Alis Lilie seketika terangkat. Begitu pula milik Dinya yang hanya menyimak tanpa sedikitpun mengerti siapakah orang yang Jack dan Lilie maksud.
"Emang ada permen gak manis?" Lilie menatap Jack curiga. Sangat terlihat jelas dari raut diwajahnya bahwa ia tak mempercayai pemuda itu. Lagian mana ada permen yang tidak manis. Pasti yang barusan hanya akal-akalan Jack saja untuk mengalahkannya.
Tok.. tok.. tok..
Perhatian ketiganya seketika teralihkan oleh bunyi ketukan pada pintu.

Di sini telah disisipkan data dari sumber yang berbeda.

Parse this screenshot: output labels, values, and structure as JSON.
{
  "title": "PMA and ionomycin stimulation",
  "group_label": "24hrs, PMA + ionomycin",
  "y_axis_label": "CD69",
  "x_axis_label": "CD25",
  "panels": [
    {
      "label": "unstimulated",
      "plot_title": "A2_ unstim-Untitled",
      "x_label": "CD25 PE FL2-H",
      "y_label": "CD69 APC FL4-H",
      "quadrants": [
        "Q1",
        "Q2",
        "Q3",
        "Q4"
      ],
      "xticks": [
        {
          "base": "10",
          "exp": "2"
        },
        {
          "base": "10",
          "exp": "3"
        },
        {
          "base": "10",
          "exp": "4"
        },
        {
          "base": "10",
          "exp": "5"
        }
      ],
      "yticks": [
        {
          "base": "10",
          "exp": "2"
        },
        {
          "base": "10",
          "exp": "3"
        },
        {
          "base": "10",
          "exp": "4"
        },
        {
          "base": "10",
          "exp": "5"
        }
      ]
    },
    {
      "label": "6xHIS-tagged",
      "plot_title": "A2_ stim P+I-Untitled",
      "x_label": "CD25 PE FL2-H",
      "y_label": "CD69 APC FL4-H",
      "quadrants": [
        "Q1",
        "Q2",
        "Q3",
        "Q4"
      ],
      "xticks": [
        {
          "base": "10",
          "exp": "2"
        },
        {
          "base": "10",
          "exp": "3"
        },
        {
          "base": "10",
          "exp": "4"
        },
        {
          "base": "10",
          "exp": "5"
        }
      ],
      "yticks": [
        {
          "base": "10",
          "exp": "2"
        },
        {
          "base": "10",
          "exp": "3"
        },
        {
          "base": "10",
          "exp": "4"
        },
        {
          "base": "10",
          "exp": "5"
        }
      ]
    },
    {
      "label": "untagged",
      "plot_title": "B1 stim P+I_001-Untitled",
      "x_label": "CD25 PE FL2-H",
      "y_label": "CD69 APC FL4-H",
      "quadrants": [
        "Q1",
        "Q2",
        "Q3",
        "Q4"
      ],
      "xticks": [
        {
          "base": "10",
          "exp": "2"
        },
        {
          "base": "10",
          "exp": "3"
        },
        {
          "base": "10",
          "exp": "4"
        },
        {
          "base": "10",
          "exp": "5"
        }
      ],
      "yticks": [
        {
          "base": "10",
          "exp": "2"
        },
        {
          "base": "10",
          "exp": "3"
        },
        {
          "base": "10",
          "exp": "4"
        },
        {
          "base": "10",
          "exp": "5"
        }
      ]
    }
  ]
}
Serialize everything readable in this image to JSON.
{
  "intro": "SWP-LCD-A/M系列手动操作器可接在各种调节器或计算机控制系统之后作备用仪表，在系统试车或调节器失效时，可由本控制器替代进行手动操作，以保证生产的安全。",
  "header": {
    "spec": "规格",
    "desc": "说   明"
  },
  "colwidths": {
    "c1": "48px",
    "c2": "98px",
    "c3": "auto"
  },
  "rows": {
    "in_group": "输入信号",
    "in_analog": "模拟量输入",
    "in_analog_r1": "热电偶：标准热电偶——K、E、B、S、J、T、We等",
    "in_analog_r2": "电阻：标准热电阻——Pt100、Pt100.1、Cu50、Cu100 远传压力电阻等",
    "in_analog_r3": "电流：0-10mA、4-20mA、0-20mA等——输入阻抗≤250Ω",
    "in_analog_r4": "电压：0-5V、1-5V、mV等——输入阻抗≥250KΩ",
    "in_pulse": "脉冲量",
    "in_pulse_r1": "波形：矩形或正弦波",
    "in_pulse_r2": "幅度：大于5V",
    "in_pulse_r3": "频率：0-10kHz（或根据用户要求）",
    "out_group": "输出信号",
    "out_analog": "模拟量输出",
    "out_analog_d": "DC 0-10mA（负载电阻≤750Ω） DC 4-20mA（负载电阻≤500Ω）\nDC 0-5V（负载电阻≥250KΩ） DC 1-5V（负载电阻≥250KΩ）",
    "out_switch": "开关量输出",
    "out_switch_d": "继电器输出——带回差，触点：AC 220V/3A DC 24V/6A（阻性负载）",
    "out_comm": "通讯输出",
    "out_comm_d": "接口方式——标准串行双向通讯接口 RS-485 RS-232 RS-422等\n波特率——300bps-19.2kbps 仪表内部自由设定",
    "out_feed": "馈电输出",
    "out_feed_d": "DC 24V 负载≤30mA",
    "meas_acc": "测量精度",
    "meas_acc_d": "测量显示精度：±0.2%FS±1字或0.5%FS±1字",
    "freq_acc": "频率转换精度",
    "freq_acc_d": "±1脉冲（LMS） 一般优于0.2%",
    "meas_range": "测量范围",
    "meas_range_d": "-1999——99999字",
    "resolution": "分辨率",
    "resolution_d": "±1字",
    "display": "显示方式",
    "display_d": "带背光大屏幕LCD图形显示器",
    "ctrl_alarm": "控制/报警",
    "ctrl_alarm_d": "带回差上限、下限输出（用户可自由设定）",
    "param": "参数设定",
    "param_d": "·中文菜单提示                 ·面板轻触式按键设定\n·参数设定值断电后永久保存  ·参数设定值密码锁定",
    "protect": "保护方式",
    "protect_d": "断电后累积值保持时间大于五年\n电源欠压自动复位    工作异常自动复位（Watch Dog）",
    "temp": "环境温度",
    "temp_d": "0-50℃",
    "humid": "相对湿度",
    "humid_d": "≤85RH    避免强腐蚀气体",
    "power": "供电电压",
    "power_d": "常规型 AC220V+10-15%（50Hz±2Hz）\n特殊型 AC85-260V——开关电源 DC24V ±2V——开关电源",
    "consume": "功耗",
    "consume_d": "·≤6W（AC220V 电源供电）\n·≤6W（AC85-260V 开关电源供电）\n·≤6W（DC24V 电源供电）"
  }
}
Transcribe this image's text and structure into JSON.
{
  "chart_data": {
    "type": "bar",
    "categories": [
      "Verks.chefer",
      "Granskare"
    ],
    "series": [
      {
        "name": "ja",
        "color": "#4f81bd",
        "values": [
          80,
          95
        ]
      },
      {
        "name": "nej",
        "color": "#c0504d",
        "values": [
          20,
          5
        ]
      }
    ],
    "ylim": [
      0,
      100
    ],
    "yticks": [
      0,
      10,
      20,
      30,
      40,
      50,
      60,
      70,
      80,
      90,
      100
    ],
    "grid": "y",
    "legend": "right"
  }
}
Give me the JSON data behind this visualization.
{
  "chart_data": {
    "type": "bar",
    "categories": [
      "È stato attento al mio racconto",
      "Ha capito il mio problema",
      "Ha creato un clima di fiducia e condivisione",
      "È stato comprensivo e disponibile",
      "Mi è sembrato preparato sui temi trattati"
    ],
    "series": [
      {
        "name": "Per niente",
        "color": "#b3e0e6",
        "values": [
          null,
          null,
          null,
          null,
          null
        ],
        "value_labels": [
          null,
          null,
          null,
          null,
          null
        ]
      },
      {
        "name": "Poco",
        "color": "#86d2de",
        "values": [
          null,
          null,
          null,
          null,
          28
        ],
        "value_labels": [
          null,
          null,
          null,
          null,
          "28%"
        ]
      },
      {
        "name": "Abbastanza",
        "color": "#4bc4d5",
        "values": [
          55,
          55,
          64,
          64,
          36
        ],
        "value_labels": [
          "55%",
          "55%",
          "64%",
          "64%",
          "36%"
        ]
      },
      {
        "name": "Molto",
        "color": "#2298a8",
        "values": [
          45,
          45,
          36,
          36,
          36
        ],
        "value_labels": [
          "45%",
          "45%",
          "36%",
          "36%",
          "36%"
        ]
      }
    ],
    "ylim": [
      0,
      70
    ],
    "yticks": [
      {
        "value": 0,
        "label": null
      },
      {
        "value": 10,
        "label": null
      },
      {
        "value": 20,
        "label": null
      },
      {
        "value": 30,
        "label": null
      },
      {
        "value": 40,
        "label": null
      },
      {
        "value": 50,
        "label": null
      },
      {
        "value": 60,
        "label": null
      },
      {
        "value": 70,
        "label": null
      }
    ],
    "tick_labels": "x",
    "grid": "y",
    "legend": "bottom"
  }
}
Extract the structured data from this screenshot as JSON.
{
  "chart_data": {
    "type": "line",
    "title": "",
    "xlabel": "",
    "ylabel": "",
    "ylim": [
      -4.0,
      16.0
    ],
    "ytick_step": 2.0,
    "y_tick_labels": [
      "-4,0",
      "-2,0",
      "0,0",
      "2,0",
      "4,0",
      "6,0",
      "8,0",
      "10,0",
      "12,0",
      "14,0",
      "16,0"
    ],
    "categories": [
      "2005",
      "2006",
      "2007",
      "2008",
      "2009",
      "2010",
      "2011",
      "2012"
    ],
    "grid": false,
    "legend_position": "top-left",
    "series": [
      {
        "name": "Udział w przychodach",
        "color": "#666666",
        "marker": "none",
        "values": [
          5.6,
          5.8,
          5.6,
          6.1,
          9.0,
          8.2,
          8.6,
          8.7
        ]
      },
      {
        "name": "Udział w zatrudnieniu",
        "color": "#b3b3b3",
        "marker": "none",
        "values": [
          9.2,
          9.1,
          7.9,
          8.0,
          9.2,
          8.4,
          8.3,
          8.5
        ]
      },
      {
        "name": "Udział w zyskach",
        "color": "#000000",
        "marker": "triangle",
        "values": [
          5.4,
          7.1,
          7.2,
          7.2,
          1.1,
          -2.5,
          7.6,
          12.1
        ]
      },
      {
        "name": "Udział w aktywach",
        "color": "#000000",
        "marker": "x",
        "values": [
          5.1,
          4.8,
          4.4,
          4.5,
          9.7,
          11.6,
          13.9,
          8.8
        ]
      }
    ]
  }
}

Kondisi kelas memang sudah sepenuhnya sunyi karena waktu yang memang telah menunjukkan jam pulang. Mereka sama-sama menggulirkan arah pandang. Dan mendapati sosok yang menjulang tinggi sedang ada di depan pintu.
"Sayang." Sapa Sinan dengan senyum. Menyenderkan diri sambil tangannya terangkat di udara. Menyorot Dinya lekat dan penuh perasaan.